In upgrading our databases of information about legislation before the House and Senate in the 111th Congress, we have been writing some scripts that visit government websites, obtain information from them, convert that information into variable form, store those variables in a database, transform those variables, then use them to write some new web pages with things like progressive rankings, individual politician-trackers, and the like. It’s a lot of fun when the process works, but when we hit snags the headaches can be pretty darned big.
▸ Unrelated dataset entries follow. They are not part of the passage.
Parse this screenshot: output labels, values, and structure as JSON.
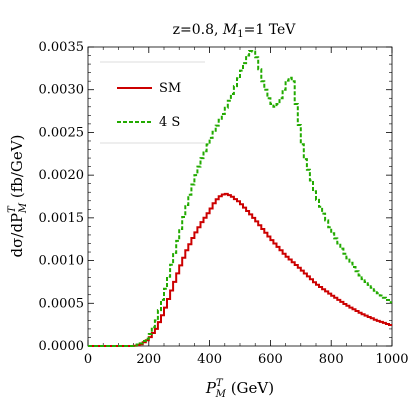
{
  "chart_data": {
    "type": "line",
    "title_html": "z=0.8,  M₁=1 TeV",
    "title_parts": {
      "pre": "z=0.8,  ",
      "var": "M",
      "sub": "1",
      "post": "=1 TeV"
    },
    "xlabel_parts": {
      "var": "P",
      "sub": "M",
      "sup": "T",
      "post": " (GeV)"
    },
    "ylabel_parts": {
      "pre": "dσ/dP",
      "sub": "M",
      "sup": "T",
      "post": " (fb/GeV)"
    },
    "xlim": [
      0,
      1000
    ],
    "ylim": [
      0,
      0.0035
    ],
    "xticks": [
      "0",
      "200",
      "400",
      "600",
      "800",
      "1000"
    ],
    "yticks": [
      "0.0000",
      "0.0005",
      "0.0010",
      "0.0015",
      "0.0020",
      "0.0025",
      "0.0030",
      "0.0035"
    ],
    "legend_position": "upper-left",
    "grid": false,
    "series": [
      {
        "name": "SM",
        "color": "#cc0000",
        "style": "solid",
        "points": [
          [
            0,
            0
          ],
          [
            150,
            0
          ],
          [
            175,
            2e-05
          ],
          [
            200,
            8e-05
          ],
          [
            225,
            0.0002
          ],
          [
            250,
            0.0004
          ],
          [
            275,
            0.00065
          ],
          [
            300,
            0.0009
          ],
          [
            325,
            0.00112
          ],
          [
            350,
            0.0013
          ],
          [
            375,
            0.00145
          ],
          [
            400,
            0.00158
          ],
          [
            420,
            0.0017
          ],
          [
            440,
            0.00177
          ],
          [
            455,
            0.00178
          ],
          [
            470,
            0.00176
          ],
          [
            500,
            0.00168
          ],
          [
            525,
            0.00158
          ],
          [
            550,
            0.00148
          ],
          [
            575,
            0.00137
          ],
          [
            600,
            0.00126
          ],
          [
            625,
            0.00116
          ],
          [
            650,
            0.00106
          ],
          [
            700,
            0.0009
          ],
          [
            750,
            0.00073
          ],
          [
            800,
            0.0006
          ],
          [
            850,
            0.00048
          ],
          [
            900,
            0.00038
          ],
          [
            950,
            0.0003
          ],
          [
            1000,
            0.00024
          ]
        ]
      },
      {
        "name": "4 S",
        "color": "#22aa00",
        "style": "dashed",
        "points": [
          [
            0,
            0
          ],
          [
            150,
            0
          ],
          [
            175,
            3e-05
          ],
          [
            200,
            0.0001
          ],
          [
            225,
            0.0003
          ],
          [
            250,
            0.0006
          ],
          [
            275,
            0.00095
          ],
          [
            300,
            0.0013
          ],
          [
            325,
            0.00165
          ],
          [
            350,
            0.00195
          ],
          [
            375,
            0.0022
          ],
          [
            400,
            0.0024
          ],
          [
            425,
            0.00258
          ],
          [
            450,
            0.00275
          ],
          [
            475,
            0.00295
          ],
          [
            500,
            0.00318
          ],
          [
            525,
            0.0034
          ],
          [
            540,
            0.00348
          ],
          [
            555,
            0.00338
          ],
          [
            575,
            0.0031
          ],
          [
            600,
            0.00285
          ],
          [
            615,
            0.0028
          ],
          [
            630,
            0.00285
          ],
          [
            645,
            0.003
          ],
          [
            660,
            0.00316
          ],
          [
            675,
            0.0031
          ],
          [
            690,
            0.0027
          ],
          [
            710,
            0.00225
          ],
          [
            750,
            0.00175
          ],
          [
            800,
            0.00135
          ],
          [
            850,
            0.00105
          ],
          [
            900,
            0.0008
          ],
          [
            950,
            0.00063
          ],
          [
            1000,
            0.0005
          ]
        ]
      }
    ]
  }
}
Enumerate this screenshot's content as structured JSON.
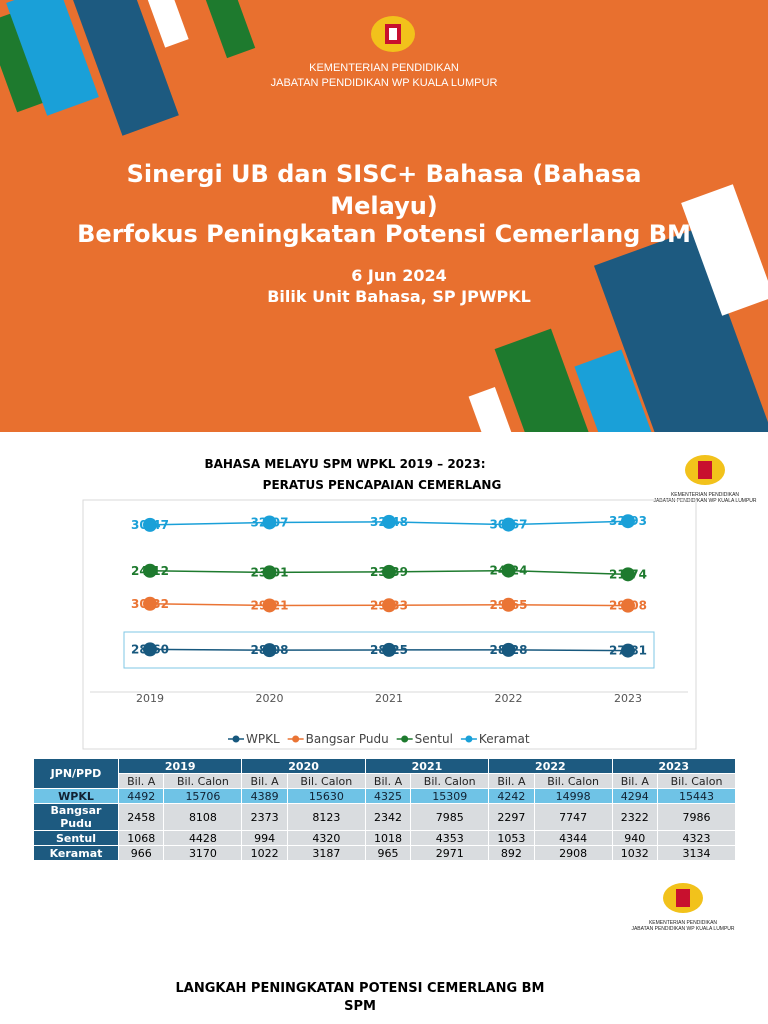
{
  "slide": {
    "ministry": "KEMENTERIAN PENDIDIKAN",
    "department": "JABATAN PENDIDIKAN WP KUALA LUMPUR",
    "title": "Sinergi UB dan SISC+ Bahasa (Bahasa Melayu)",
    "subtitle": "Berfokus Peningkatan Potensi Cemerlang BM",
    "date": "6 Jun 2024",
    "venue": "Bilik Unit Bahasa, SP JPWPKL"
  },
  "logo": {
    "ministry": "KEMENTERIAN PENDIDIKAN",
    "department": "JABATAN PENDIDIKAN WP KUALA LUMPUR"
  },
  "chart_data": {
    "type": "line",
    "title": "BAHASA MELAYU SPM WPKL 2019 – 2023:",
    "subtitle": "PERATUS PENCAPAIAN CEMERLANG",
    "categories": [
      "2019",
      "2020",
      "2021",
      "2022",
      "2023"
    ],
    "legend": "bottom",
    "series": [
      {
        "name": "WPKL",
        "color": "#17587e",
        "values": [
          28.6,
          28.08,
          28.25,
          28.28,
          27.81
        ],
        "value_labels": [
          "28.60",
          "28.08",
          "28.25",
          "28.28",
          "27.81"
        ]
      },
      {
        "name": "Bangsar Pudu",
        "color": "#ea7434",
        "values": [
          30.32,
          29.21,
          29.33,
          29.65,
          29.08
        ],
        "value_labels": [
          "30.32",
          "29.21",
          "29.33",
          "29.65",
          "29.08"
        ]
      },
      {
        "name": "Sentul",
        "color": "#1e7a2e",
        "values": [
          24.12,
          23.01,
          23.39,
          24.24,
          21.74
        ],
        "value_labels": [
          "24.12",
          "23.01",
          "23.39",
          "24.24",
          "21.74"
        ]
      },
      {
        "name": "Keramat",
        "color": "#1aa0d8",
        "values": [
          30.47,
          32.07,
          32.48,
          30.67,
          32.93
        ],
        "value_labels": [
          "30.47",
          "32.07",
          "32.48",
          "30.67",
          "32.93"
        ]
      }
    ]
  },
  "table": {
    "header": "JPN/PPD",
    "years": [
      "2019",
      "2020",
      "2021",
      "2022",
      "2023"
    ],
    "subheaders": [
      "Bil. A",
      "Bil. Calon"
    ],
    "rows": [
      {
        "name": "WPKL",
        "cells": [
          "4492",
          "15706",
          "4389",
          "15630",
          "4325",
          "15309",
          "4242",
          "14998",
          "4294",
          "15443"
        ]
      },
      {
        "name": "Bangsar Pudu",
        "cells": [
          "2458",
          "8108",
          "2373",
          "8123",
          "2342",
          "7985",
          "2297",
          "7747",
          "2322",
          "7986"
        ]
      },
      {
        "name": "Sentul",
        "cells": [
          "1068",
          "4428",
          "994",
          "4320",
          "1018",
          "4353",
          "1053",
          "4344",
          "940",
          "4323"
        ]
      },
      {
        "name": "Keramat",
        "cells": [
          "966",
          "3170",
          "1022",
          "3187",
          "965",
          "2971",
          "892",
          "2908",
          "1032",
          "3134"
        ]
      }
    ]
  },
  "footer": {
    "line1": "LANGKAH PENINGKATAN POTENSI CEMERLANG BM",
    "line2": "SPM"
  }
}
One particular headache has been the server-side limit imposed by our web host over at That’s My Congress. Quite understandably, our hosting provider has set up our server so that if we try to run a script that keeps going for longer than a minute or two, it stops the script. It’s a smart move to prevent us from hogging server load and to keep infinitely recursive programs from running infinitely. But some of the things we want to do take more than a minute — for instance, loading up the cosponsorship pages for the 1,104 H.R. bills before the House and scanning each to find out who is supporting what bill. That task takes us about 50 minutes, and so we have to split up that task into about fifty sections.
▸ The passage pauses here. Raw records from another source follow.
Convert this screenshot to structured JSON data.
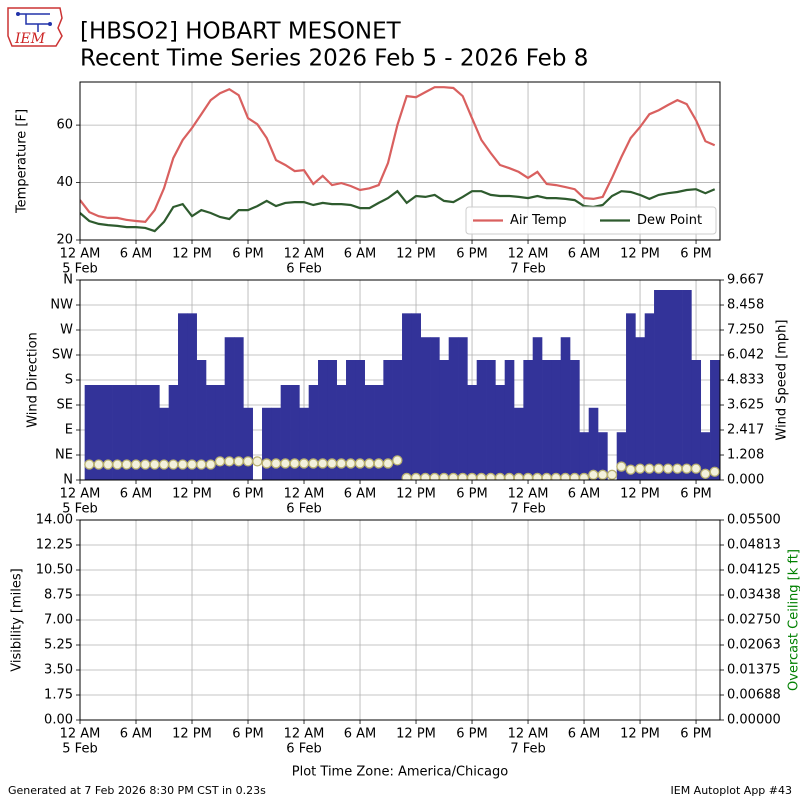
{
  "header": {
    "title": "[HBSO2] HOBART MESONET",
    "subtitle": "Recent Time Series 2026 Feb 5 - 2026 Feb 8",
    "logo": "IEM"
  },
  "footer": {
    "generated": "Generated at 7 Feb 2026 8:30 PM CST in 0.23s",
    "app": "IEM Autoplot App #43",
    "timezone": "Plot Time Zone: America/Chicago"
  },
  "chart_data": [
    {
      "type": "line",
      "ylabel": "Temperature [F]",
      "grid": true,
      "legend": "lower right",
      "xlim": [
        "2026-02-05T00:00",
        "2026-02-07T20:34"
      ],
      "xticks": [
        {
          "value": "2026-02-05T00:00",
          "label": "12 AM"
        },
        {
          "value": "2026-02-05T06:00",
          "label": "6 AM"
        },
        {
          "value": "2026-02-05T12:00",
          "label": "12 PM"
        },
        {
          "value": "2026-02-05T18:00",
          "label": "6 PM"
        },
        {
          "value": "2026-02-06T00:00",
          "label": "12 AM"
        },
        {
          "value": "2026-02-06T06:00",
          "label": "6 AM"
        },
        {
          "value": "2026-02-06T12:00",
          "label": "12 PM"
        },
        {
          "value": "2026-02-06T18:00",
          "label": "6 PM"
        },
        {
          "value": "2026-02-07T00:00",
          "label": "12 AM"
        },
        {
          "value": "2026-02-07T06:00",
          "label": "6 AM"
        },
        {
          "value": "2026-02-07T12:00",
          "label": "12 PM"
        },
        {
          "value": "2026-02-07T18:00",
          "label": "6 PM"
        }
      ],
      "xtick_dates": [
        {
          "value": "2026-02-05T00:00",
          "label": "5 Feb"
        },
        {
          "value": "2026-02-06T00:00",
          "label": "6 Feb"
        },
        {
          "value": "2026-02-07T00:00",
          "label": "7 Feb"
        }
      ],
      "ylim": [
        20,
        75
      ],
      "yticks": [
        20,
        40,
        60
      ],
      "x": [
        "2026-02-05T00:00",
        "2026-02-05T01:00",
        "2026-02-05T02:00",
        "2026-02-05T03:00",
        "2026-02-05T04:00",
        "2026-02-05T05:00",
        "2026-02-05T06:00",
        "2026-02-05T07:00",
        "2026-02-05T08:00",
        "2026-02-05T09:00",
        "2026-02-05T10:00",
        "2026-02-05T11:00",
        "2026-02-05T12:00",
        "2026-02-05T13:00",
        "2026-02-05T14:00",
        "2026-02-05T15:00",
        "2026-02-05T16:00",
        "2026-02-05T17:00",
        "2026-02-05T18:00",
        "2026-02-05T19:00",
        "2026-02-05T20:00",
        "2026-02-05T21:00",
        "2026-02-05T22:00",
        "2026-02-05T23:00",
        "2026-02-06T00:00",
        "2026-02-06T01:00",
        "2026-02-06T02:00",
        "2026-02-06T03:00",
        "2026-02-06T04:00",
        "2026-02-06T05:00",
        "2026-02-06T06:00",
        "2026-02-06T07:00",
        "2026-02-06T08:00",
        "2026-02-06T09:00",
        "2026-02-06T10:00",
        "2026-02-06T11:00",
        "2026-02-06T12:00",
        "2026-02-06T13:00",
        "2026-02-06T14:00",
        "2026-02-06T15:00",
        "2026-02-06T16:00",
        "2026-02-06T17:00",
        "2026-02-06T18:00",
        "2026-02-06T19:00",
        "2026-02-06T20:00",
        "2026-02-06T21:00",
        "2026-02-06T22:00",
        "2026-02-06T23:00",
        "2026-02-07T00:00",
        "2026-02-07T01:00",
        "2026-02-07T02:00",
        "2026-02-07T03:00",
        "2026-02-07T04:00",
        "2026-02-07T05:00",
        "2026-02-07T06:00",
        "2026-02-07T07:00",
        "2026-02-07T08:00",
        "2026-02-07T09:00",
        "2026-02-07T10:00",
        "2026-02-07T11:00",
        "2026-02-07T12:00",
        "2026-02-07T13:00",
        "2026-02-07T14:00",
        "2026-02-07T15:00",
        "2026-02-07T16:00",
        "2026-02-07T17:00",
        "2026-02-07T18:00",
        "2026-02-07T19:00",
        "2026-02-07T20:00"
      ],
      "series": [
        {
          "name": "Air Temp",
          "color": "#d9605f",
          "values": [
            33.9,
            29.7,
            28.3,
            27.7,
            27.7,
            27,
            26.6,
            26.3,
            30.4,
            38,
            48.5,
            54.8,
            59,
            63.8,
            68.7,
            71.1,
            72.5,
            70.4,
            62.4,
            60.3,
            55.5,
            47.8,
            46.1,
            44,
            44.3,
            39.5,
            42.3,
            39.1,
            39.8,
            38.8,
            37.4,
            38,
            39.1,
            46.8,
            60,
            70.1,
            69.7,
            71.5,
            73.2,
            73.2,
            72.9,
            70.1,
            62.4,
            54.8,
            50.3,
            46.1,
            45,
            43.7,
            41.6,
            43.7,
            39.5,
            39.1,
            38.4,
            37.7,
            34.6,
            34.3,
            35,
            41.6,
            48.9,
            55.5,
            59.3,
            63.8,
            65.2,
            67,
            68.7,
            67.3,
            61.7,
            54.4,
            53
          ]
        },
        {
          "name": "Dew Point",
          "color": "#2e5b2e",
          "values": [
            29.4,
            26.6,
            25.6,
            25.2,
            24.9,
            24.5,
            24.5,
            24.2,
            23.1,
            26.3,
            31.5,
            32.5,
            28.3,
            30.4,
            29.4,
            28,
            27.3,
            30.4,
            30.4,
            31.8,
            33.6,
            31.8,
            32.9,
            33.2,
            33.2,
            32.2,
            32.9,
            32.5,
            32.5,
            32.2,
            31.1,
            31.1,
            32.9,
            34.6,
            37,
            32.9,
            35.3,
            35,
            35.7,
            33.6,
            33.2,
            35,
            37,
            37,
            35.7,
            35.3,
            35.3,
            35,
            34.6,
            35.3,
            34.6,
            34.6,
            34.3,
            33.9,
            31.8,
            31.5,
            32.2,
            35.3,
            37,
            36.7,
            35.7,
            34.3,
            35.7,
            36.3,
            36.7,
            37.4,
            37.7,
            36.3,
            37.7
          ]
        }
      ]
    },
    {
      "type": "bar",
      "ylabel": "Wind Direction",
      "y2label": "Wind Speed [mph]",
      "grid": true,
      "xlim": [
        "2026-02-05T00:00",
        "2026-02-07T20:34"
      ],
      "xticks": [
        {
          "value": "2026-02-05T00:00",
          "label": "12 AM"
        },
        {
          "value": "2026-02-05T06:00",
          "label": "6 AM"
        },
        {
          "value": "2026-02-05T12:00",
          "label": "12 PM"
        },
        {
          "value": "2026-02-05T18:00",
          "label": "6 PM"
        },
        {
          "value": "2026-02-06T00:00",
          "label": "12 AM"
        },
        {
          "value": "2026-02-06T06:00",
          "label": "6 AM"
        },
        {
          "value": "2026-02-06T12:00",
          "label": "12 PM"
        },
        {
          "value": "2026-02-06T18:00",
          "label": "6 PM"
        },
        {
          "value": "2026-02-07T00:00",
          "label": "12 AM"
        },
        {
          "value": "2026-02-07T06:00",
          "label": "6 AM"
        },
        {
          "value": "2026-02-07T12:00",
          "label": "12 PM"
        },
        {
          "value": "2026-02-07T18:00",
          "label": "6 PM"
        }
      ],
      "xtick_dates": [
        {
          "value": "2026-02-05T00:00",
          "label": "5 Feb"
        },
        {
          "value": "2026-02-06T00:00",
          "label": "6 Feb"
        },
        {
          "value": "2026-02-07T00:00",
          "label": "7 Feb"
        }
      ],
      "ylim": [
        0,
        360
      ],
      "yticks": [
        {
          "value": 0,
          "label": "N"
        },
        {
          "value": 45,
          "label": "NE"
        },
        {
          "value": 90,
          "label": "E"
        },
        {
          "value": 135,
          "label": "SE"
        },
        {
          "value": 180,
          "label": "S"
        },
        {
          "value": 225,
          "label": "SW"
        },
        {
          "value": 270,
          "label": "W"
        },
        {
          "value": 315,
          "label": "NW"
        },
        {
          "value": 360,
          "label": "N"
        }
      ],
      "y2lim": [
        0,
        9.667
      ],
      "y2ticks": [
        {
          "value": 0,
          "label": "0.000"
        },
        1.208,
        2.417,
        3.625,
        4.833,
        6.042,
        {
          "value": 7.25,
          "label": "7.250"
        },
        8.458,
        9.667
      ],
      "x": [
        "2026-02-05T01:00",
        "2026-02-05T02:00",
        "2026-02-05T03:00",
        "2026-02-05T04:00",
        "2026-02-05T05:00",
        "2026-02-05T06:00",
        "2026-02-05T07:00",
        "2026-02-05T08:00",
        "2026-02-05T09:00",
        "2026-02-05T10:00",
        "2026-02-05T11:00",
        "2026-02-05T12:00",
        "2026-02-05T13:00",
        "2026-02-05T14:00",
        "2026-02-05T15:00",
        "2026-02-05T16:00",
        "2026-02-05T17:00",
        "2026-02-05T18:00",
        "2026-02-05T19:00",
        "2026-02-05T20:00",
        "2026-02-05T21:00",
        "2026-02-05T22:00",
        "2026-02-05T23:00",
        "2026-02-06T00:00",
        "2026-02-06T01:00",
        "2026-02-06T02:00",
        "2026-02-06T03:00",
        "2026-02-06T04:00",
        "2026-02-06T05:00",
        "2026-02-06T06:00",
        "2026-02-06T07:00",
        "2026-02-06T08:00",
        "2026-02-06T09:00",
        "2026-02-06T10:00",
        "2026-02-06T11:00",
        "2026-02-06T12:00",
        "2026-02-06T13:00",
        "2026-02-06T14:00",
        "2026-02-06T15:00",
        "2026-02-06T16:00",
        "2026-02-06T17:00",
        "2026-02-06T18:00",
        "2026-02-06T19:00",
        "2026-02-06T20:00",
        "2026-02-06T21:00",
        "2026-02-06T22:00",
        "2026-02-06T23:00",
        "2026-02-07T00:00",
        "2026-02-07T01:00",
        "2026-02-07T02:00",
        "2026-02-07T03:00",
        "2026-02-07T04:00",
        "2026-02-07T05:00",
        "2026-02-07T06:00",
        "2026-02-07T07:00",
        "2026-02-07T08:00",
        "2026-02-07T09:00",
        "2026-02-07T10:00",
        "2026-02-07T11:00",
        "2026-02-07T12:00",
        "2026-02-07T13:00",
        "2026-02-07T14:00",
        "2026-02-07T15:00",
        "2026-02-07T16:00",
        "2026-02-07T17:00",
        "2026-02-07T18:00",
        "2026-02-07T19:00",
        "2026-02-07T20:00"
      ],
      "series": [
        {
          "type": "bar",
          "color": "#333399",
          "values": [
            171,
            171,
            171,
            171,
            171,
            171,
            171,
            171,
            130,
            171,
            300,
            300,
            216,
            171,
            171,
            257,
            257,
            130,
            null,
            130,
            130,
            171,
            171,
            130,
            171,
            216,
            216,
            171,
            216,
            216,
            171,
            171,
            216,
            216,
            300,
            300,
            257,
            257,
            216,
            257,
            257,
            171,
            216,
            216,
            171,
            216,
            130,
            216,
            257,
            216,
            216,
            257,
            216,
            86,
            130,
            86,
            null,
            86,
            300,
            257,
            300,
            342,
            342,
            342,
            342,
            216,
            86,
            216
          ]
        },
        {
          "type": "scatter",
          "axis": "y2",
          "color": "#b8b070",
          "values": [
            0.75,
            0.75,
            0.75,
            0.75,
            0.75,
            0.75,
            0.75,
            0.75,
            0.75,
            0.75,
            0.75,
            0.75,
            0.75,
            0.75,
            0.9,
            0.9,
            0.9,
            0.9,
            0.9,
            0.8,
            0.8,
            0.8,
            0.8,
            0.8,
            0.8,
            0.8,
            0.8,
            0.8,
            0.8,
            0.8,
            0.8,
            0.8,
            0.8,
            0.95,
            0.1,
            0.1,
            0.1,
            0.1,
            0.1,
            0.1,
            0.1,
            0.1,
            0.1,
            0.1,
            0.1,
            0.1,
            0.1,
            0.1,
            0.1,
            0.1,
            0.1,
            0.1,
            0.1,
            0.1,
            0.25,
            0.25,
            0.25,
            0.65,
            0.5,
            0.55,
            0.55,
            0.55,
            0.55,
            0.55,
            0.55,
            0.55,
            0.3,
            0.4
          ]
        }
      ]
    },
    {
      "type": "line",
      "ylabel": "Visibility [miles]",
      "y2label": "Overcast Ceiling [k ft]",
      "y2color": "#008000",
      "grid": true,
      "xlim": [
        "2026-02-05T00:00",
        "2026-02-07T20:34"
      ],
      "xticks": [
        {
          "value": "2026-02-05T00:00",
          "label": "12 AM"
        },
        {
          "value": "2026-02-05T06:00",
          "label": "6 AM"
        },
        {
          "value": "2026-02-05T12:00",
          "label": "12 PM"
        },
        {
          "value": "2026-02-05T18:00",
          "label": "6 PM"
        },
        {
          "value": "2026-02-06T00:00",
          "label": "12 AM"
        },
        {
          "value": "2026-02-06T06:00",
          "label": "6 AM"
        },
        {
          "value": "2026-02-06T12:00",
          "label": "12 PM"
        },
        {
          "value": "2026-02-06T18:00",
          "label": "6 PM"
        },
        {
          "value": "2026-02-07T00:00",
          "label": "12 AM"
        },
        {
          "value": "2026-02-07T06:00",
          "label": "6 AM"
        },
        {
          "value": "2026-02-07T12:00",
          "label": "12 PM"
        },
        {
          "value": "2026-02-07T18:00",
          "label": "6 PM"
        }
      ],
      "xtick_dates": [
        {
          "value": "2026-02-05T00:00",
          "label": "5 Feb"
        },
        {
          "value": "2026-02-06T00:00",
          "label": "6 Feb"
        },
        {
          "value": "2026-02-07T00:00",
          "label": "7 Feb"
        }
      ],
      "ylim": [
        0,
        14
      ],
      "yticks": [
        {
          "value": 0,
          "label": "0.00"
        },
        1.75,
        {
          "value": 3.5,
          "label": "3.50"
        },
        5.25,
        {
          "value": 7,
          "label": "7.00"
        },
        8.75,
        {
          "value": 10.5,
          "label": "10.50"
        },
        12.25,
        {
          "value": 14,
          "label": "14.00"
        }
      ],
      "y2lim": [
        0,
        0.055
      ],
      "y2ticks": [
        {
          "value": 0,
          "label": "0.00000"
        },
        {
          "value": 0.006875,
          "label": "0.00688"
        },
        0.01375,
        {
          "value": 0.020625,
          "label": "0.02063"
        },
        {
          "value": 0.0275,
          "label": "0.02750"
        },
        {
          "value": 0.034375,
          "label": "0.03438"
        },
        0.04125,
        {
          "value": 0.048125,
          "label": "0.04813"
        },
        {
          "value": 0.055,
          "label": "0.05500"
        }
      ],
      "x": [],
      "series": []
    }
  ]
}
I can tell you from recent experience that manually typing in fifty script commands, each spaced enough in time to avoid server overload, is really, really boring. I’m not trained in computer science, and in my search for a way to automate this task I’ve tried a few things. My first try was the sleep command, figuring that if I let the server pause a few seconds between each command, I’d satisfy the server gods. Strike one: it turns out that server limits can’t be escaped that way. My next try was to set up cron jobs, unix commands that ask a server to run certain scripts on regularly scheduled basis. Strike two: my hosting provider limits the number of possible cron jobs to less than ten.
I thought I was out of options until I realized that I could do some automation off the server and in my own browser. On my third try, I hit a home run with iMacros, a free plugin for Firefox written by iOpus. It allows you to “record” a sequence actions in a Firefox browser (like opening a tab or accessing a URL containing a script), then “play” them back later. The sequences are editable and customizable with a protocol that makes intuitive sense. For example:
VERSION BUILD=6111228 RECORDER=FX
What’s really nice is that I can place waiting periods in between each command so that I don’t annoy the server gods and abuse cpu privileges. If you’ve got similar issues in your online work, I recommend iMacros without reservation.